Ökostrom

Öko-Strom ist nach der nuklearen Katastrophe in Fukushima geradezu ein muss. Kaum ein Anbieter auf dem überschaubaren deutschen Energiemarkt, der den „grünen“ Strom nicht in sein Angebot aufgenommen hat.
Der deutsche energiepolitische Sonderweg und die Vorreiterrolle die Deutschland international im Klimaschutz einnimmt sind vor allen Dingen eines: prestigeträchtig. Der ebenfalls deutsche Atomausstieg ist eine Folge dieser Entwicklung.

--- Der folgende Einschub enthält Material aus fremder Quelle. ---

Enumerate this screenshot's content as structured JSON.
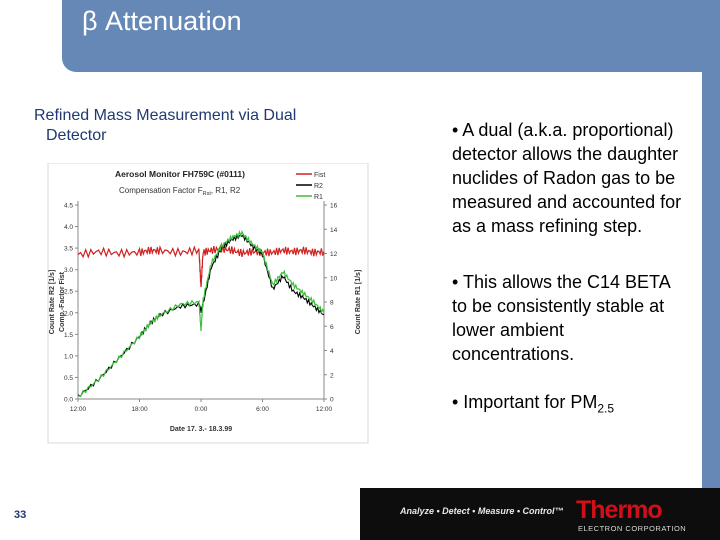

Doch man geht fehl in der Annahme, dass diese im Ansatz vollkommen richtige Energiepolitik eine tatsächliche Energiewirtschaftliche Wende impliziert. Bei genauerem Hinsehen entpuppt sich die neu entdeckte Liebe der Bundesregierung zur Anti-Atombewegung als oberflächlicher Flirt. Da Energie ein Handelsgut darstellt, unterliegt sie als Ware den Gesetzten des Marktes. Durch den Atomausstieg wurden in Deutschland, Gott sei Dank möchte man sagen, viele veraltete Reaktoren vom Netz genommen. Das Abschalten der Kraftwerksrelikte ist zunächst erfreulich, aber das deutsche Netz ist durch den Wegfall der Altmeiler nicht mehr voll leistungsfähig. Damit keine Engpässe entstehen kauft man Energie aus dem Ausland. Diese ist in den meisten Fällen alles andere „grün“.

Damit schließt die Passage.